I. Did the district court erroneously allow the State to reduce $18,733 to a civil judgment?

[¶8] At the end of the hearing on Ms. McEwan's motion, the district court orally pronounced that the State may reduce $18,733 to a civil judgment.2 Execution of restitution as a civil judgment is authorized by Wyo. Stat. Ann. § 7-9-103(d) (LexisNexis 2017):

Any order for restitution under this chapter constitutes a judgment by operation of law on the date it is entered. To satisfy the judgment, the clerk, upon request of the victim, the division of victim services or the district attorney, shall issue execution in the same manner as in a civil action.

[¶9] A judgment that may be executed as a civil judgment plainly must originate as an "order for restitution."3 Because the district court did not order restitution, it erred as a matter of law when it allowed the State to reduce $18,733 to a civil judgment.

II. Was the district court required to find that Ms. McEwan lacked an ability to pay restitution in the future in order to avoid ordering restitution?

[¶10] In determining restitution, the district court must "fix" an amount owed for each claim of restitution presented by the prosecuting attorney and record it as a special finding in the judgment of conviction (or probation order). Wyo. Stat. Ann. § 7-9-103(b) (LexisNexis 2017).

The court shall order the defendant to pay all or part of the restitution claimed or shall state on the record specific reasons why an order for restitution was not entered. If the court determines that the defendant has no ability to pay and that no reasonable probability exists that the defendant will have an ability to pay in the future, the court shall enter specific findings in the record supporting its determination.

Wyo. Stat. Ann. § 7-9-103(c) (LexisNexis 2017).

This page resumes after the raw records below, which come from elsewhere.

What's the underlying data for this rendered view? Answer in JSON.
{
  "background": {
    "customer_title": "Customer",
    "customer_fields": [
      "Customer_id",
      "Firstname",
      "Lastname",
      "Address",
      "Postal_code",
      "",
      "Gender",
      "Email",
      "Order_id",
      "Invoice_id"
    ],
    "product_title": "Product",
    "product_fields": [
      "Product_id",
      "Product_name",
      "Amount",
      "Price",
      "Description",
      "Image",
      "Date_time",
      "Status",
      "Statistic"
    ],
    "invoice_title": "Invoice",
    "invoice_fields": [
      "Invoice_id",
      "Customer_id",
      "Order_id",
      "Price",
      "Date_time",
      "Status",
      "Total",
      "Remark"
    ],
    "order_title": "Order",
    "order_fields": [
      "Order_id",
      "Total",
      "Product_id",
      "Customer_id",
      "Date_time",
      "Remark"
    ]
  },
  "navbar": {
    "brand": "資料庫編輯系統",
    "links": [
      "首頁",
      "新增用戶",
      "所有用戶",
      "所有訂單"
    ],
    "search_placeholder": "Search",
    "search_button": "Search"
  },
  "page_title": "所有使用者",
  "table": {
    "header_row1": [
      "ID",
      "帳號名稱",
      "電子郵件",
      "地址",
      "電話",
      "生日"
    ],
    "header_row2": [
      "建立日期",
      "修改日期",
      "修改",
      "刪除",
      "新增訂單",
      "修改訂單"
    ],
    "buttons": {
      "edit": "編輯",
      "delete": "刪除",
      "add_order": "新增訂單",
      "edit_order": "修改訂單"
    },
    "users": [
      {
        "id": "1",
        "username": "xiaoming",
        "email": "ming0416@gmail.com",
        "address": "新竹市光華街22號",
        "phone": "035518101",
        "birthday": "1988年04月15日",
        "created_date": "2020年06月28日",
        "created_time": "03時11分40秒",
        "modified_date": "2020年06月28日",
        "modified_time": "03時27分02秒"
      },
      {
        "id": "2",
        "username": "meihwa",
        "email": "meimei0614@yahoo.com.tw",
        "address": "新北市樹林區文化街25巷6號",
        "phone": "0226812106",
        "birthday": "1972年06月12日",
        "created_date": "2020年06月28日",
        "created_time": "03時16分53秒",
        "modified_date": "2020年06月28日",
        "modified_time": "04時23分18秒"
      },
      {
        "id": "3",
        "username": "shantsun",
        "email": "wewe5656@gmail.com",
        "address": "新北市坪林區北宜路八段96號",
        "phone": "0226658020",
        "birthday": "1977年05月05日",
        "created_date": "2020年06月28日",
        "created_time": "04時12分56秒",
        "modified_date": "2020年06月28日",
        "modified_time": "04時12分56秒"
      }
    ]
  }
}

[¶11] The district court fixed restitution pursuant to § 7-9-103(b), but did not order restitution. If a district court does not order restitution, the statute requires that it enter specific findings supporting its determination that the "defendant has no ability to pay and that no reasonable probability exists that [she] will have an ability to pay in the future." Wyo. Stat. Ann. § 7-9-103(c). The district court found that Ms. McEwan lacked the present ability to pay, but made no finding regarding her ability to pay in the future (other than "situations change all the time"). The district court erred as a matter of law when it failed to either order restitution or find that Ms. McEwan lacked both the present and the future ability to pay. Wyo. Stat. Ann. §§ 7-9-102 and 7-9-103(c) (LexisNexis *8842017); see also Smiley v. State , 2018 WY 50, ¶ 16, 417 P.3d 174, 177 (Wyo. 2018).

[¶12] The State argues that the district court was compelled by statute to order restitution and therefore we should remand the matter to the district court for the limited purpose of ordering Ms. McEwan to pay restitution. We disagree. While the decision to order restitution is circumscribed by statute, it remains an exercise of the district court's discretion. Shafer v. State , 2015 WY 38, ¶ 11, 344 P.3d 284, 287 (Wyo. 2015). We vacate the portions of the district court's oral pronouncement that allow the State to reduce $18,733 to a civil judgment. We remand to the district court for entry of an order setting forth the court's decision as to Ms. McEwan's ability and obligation, if any, to pay all or part of the restitution claimed, bearing in mind that "absent an express finding that the defendant has no ability to pay and no reasonable possibility exists that she will have an ability to pay in the future, the district court is required to order restitution." Shafer , ¶ 10, 344 P.3d at 287 (emphasis omitted).

CONCLUSION

[¶13] The district court erred as a matter of law by allowing the State to reduce $18,733 to a civil judgment and by failing to either order restitution or specifically find that there exists no reasonable probability that Ms. McEwan will be able to pay restitution in the future. We vacate the erroneous provisions of the district court's orders and remand for entry of an order conforming to Wyo. Stat. Ann. §§ 7-9-102 and 7-9-103(c).